I’d just been to the SCBWI event with Candy Gourlay and lots of lovely SCBWI friends as well. I won’t be a spoiler and tell you all about it, as this event may appear in a location near you, soon (and GO if it does – it was a fascinating and inspiring talk). But a few thoughts collided in my brain on the journey home.

They were three:

  • a rejection received the day before: along of the lines of, concept check; writing check; supporting cast, check; main character – er… – lacking something?
  • Culture and cultural clashes – being from one place, living in another – what this means (and from a personal perspective, it is one of those things you don’t really get when you are making the decision: at 20-something or even 30-something, you don’t feel the long-term implications in your guts)
  • Write what you know vs. write what you are.
I’ve had this sort of debate with myself, before. If you looked up ‘rootless’ in the dictionary, I’m sure you’d see my photo: Dad Dutch, Mum’s parents Finnish, me born in France, moving every five minutes with Dad’s air force postings throughout childhood. And I continued this pattern on my own, living all over Canada and Australia, collecting degrees and changing careers along the way, until I somehow landed in England. I’ve lived in the same house here now for six years with my partner, and I’ve never even come close to that long before. It is a bit terrifying.

When Frances Lincoln had a ‘Diverse Voices’ writing competition a few years ago, I remember looking at it, and wondering: would writing about belonging nowhere be an acceptable interpretation of the rules?

I decided not, but out of the thinking JJ was born, my 13 year old character in Meet Me at the Lost and Found whose artist dad and poet mum had her many times around the globe before she could talk.

Writing what you know: the feeling of belonging nowhere and trying to find a place for yourself, and the survival techniques you learn, like how to quickly integrate enough but not too much in new surroundings. The ‘one friend’ rule: you just need one, and you’re all right.

When it was gently rejected last week, it was pointed out that the ‘warm fuzzies’ this sort of 10-plus book needed to have were missing. The expectation that JJ was making her own family for herself when her parents dumped her with an Aunt in London were not fulfilled. The relationship with her Aunt and Grandad didn’t develop sufficiently, and JJ wasn’t likeable enough. And the criticism was fair.

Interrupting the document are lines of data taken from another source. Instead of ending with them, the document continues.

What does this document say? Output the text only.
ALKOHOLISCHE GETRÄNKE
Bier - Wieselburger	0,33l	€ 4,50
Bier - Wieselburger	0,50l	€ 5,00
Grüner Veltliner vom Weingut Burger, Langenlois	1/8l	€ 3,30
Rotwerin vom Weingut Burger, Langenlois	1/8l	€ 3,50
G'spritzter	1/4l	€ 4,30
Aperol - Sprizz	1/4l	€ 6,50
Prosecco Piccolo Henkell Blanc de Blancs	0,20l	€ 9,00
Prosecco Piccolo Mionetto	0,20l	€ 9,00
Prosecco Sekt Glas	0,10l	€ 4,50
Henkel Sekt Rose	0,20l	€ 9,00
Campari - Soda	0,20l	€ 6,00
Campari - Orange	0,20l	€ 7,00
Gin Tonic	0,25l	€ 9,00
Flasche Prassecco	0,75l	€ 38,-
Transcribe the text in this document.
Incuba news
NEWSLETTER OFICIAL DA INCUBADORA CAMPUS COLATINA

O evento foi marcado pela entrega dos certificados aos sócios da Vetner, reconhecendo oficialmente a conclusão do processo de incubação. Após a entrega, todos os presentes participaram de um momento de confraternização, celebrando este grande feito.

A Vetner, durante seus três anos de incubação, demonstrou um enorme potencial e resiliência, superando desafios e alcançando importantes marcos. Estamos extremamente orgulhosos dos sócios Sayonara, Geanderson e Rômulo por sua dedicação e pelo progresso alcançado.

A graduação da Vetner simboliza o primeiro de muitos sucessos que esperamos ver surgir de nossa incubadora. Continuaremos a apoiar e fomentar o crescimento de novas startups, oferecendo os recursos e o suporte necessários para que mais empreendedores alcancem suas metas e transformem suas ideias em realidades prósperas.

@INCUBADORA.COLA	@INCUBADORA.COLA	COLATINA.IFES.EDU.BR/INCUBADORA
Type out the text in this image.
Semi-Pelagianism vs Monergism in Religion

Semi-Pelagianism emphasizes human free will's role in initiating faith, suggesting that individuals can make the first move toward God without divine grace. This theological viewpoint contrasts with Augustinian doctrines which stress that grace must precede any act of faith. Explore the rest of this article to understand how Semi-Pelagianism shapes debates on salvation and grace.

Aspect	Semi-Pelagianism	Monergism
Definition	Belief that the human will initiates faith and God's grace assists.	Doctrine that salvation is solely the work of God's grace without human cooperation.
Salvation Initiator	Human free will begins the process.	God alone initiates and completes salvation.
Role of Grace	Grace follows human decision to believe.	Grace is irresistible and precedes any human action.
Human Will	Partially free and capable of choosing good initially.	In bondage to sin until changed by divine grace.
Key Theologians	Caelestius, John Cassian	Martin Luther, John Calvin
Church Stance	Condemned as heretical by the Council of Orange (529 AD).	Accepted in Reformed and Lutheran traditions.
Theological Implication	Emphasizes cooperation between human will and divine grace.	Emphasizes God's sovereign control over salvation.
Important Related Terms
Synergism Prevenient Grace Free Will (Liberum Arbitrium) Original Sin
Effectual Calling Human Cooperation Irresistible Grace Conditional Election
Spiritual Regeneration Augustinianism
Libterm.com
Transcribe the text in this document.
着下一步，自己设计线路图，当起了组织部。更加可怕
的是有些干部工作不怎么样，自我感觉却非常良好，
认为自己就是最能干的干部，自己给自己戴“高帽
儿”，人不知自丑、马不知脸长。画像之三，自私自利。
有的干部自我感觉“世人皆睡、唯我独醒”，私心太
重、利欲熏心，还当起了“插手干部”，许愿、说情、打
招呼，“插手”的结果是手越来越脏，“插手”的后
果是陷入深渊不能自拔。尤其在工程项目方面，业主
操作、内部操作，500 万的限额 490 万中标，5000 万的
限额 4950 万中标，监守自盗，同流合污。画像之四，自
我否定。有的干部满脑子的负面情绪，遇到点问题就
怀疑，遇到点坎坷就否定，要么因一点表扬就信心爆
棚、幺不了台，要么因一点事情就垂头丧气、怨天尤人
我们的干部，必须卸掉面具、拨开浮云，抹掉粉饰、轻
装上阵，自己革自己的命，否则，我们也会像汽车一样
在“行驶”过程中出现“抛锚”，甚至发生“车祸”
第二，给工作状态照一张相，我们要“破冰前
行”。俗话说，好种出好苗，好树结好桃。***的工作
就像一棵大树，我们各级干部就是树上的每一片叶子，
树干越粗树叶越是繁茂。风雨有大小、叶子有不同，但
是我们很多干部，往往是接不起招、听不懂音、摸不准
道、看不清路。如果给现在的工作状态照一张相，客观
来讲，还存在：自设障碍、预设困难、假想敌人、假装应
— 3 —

On my train journey, I was thinking about the three things I mentioned above, and about rejections of the past. And I started to spot a pattern.

My secondary characters are not generally a problem: it is always the ‘I’, the main character, their development, their relationships, readers’ sympathies with them. There seemed to be a recurring theme.

A-ha! An epiphany! Something to work on, and think about.

But the why is less comfortable. When I write, I am my main character. Male, female, whatever age. JJ feeling disconnected from anywhere is writing what I know. But resolving the story to give warm fuzzies at the end isn’t what I know. I don’t get it. Because I still always feel like I don’t belong anywhere, like I need space. Like I don’t want to get too close to people in case they disappear. Beyond my ‘one friend’ – long-suffering, darling husband – I get to a certain point in relationships with people, then back away.

Ways forward for my writing?

I get it, and I’ll work on it. And I also see why I prefer writing for 12 or 14-plus. Adolescents are plagued with feeling alienated and needing to find their way. Warm fuzzies aren’t my specialty. Dystopias are just the thing…

Teri is currently writing Slated, a chilling YA Dystopian trilogy.

Last word from Candy: well this is a pet topic of mine so I can't help putting in a last word. Not mine but another quote from Robert McKee that really resonates with me - Make no mistake, no one can achieve excellence as a writer without being something of a philosopher and holding strong convictions. The trick is not to be a slave of your ideas, but to immerse yourself in life.

Heads up, anyone working on high concept who hasn't wept over a character yet.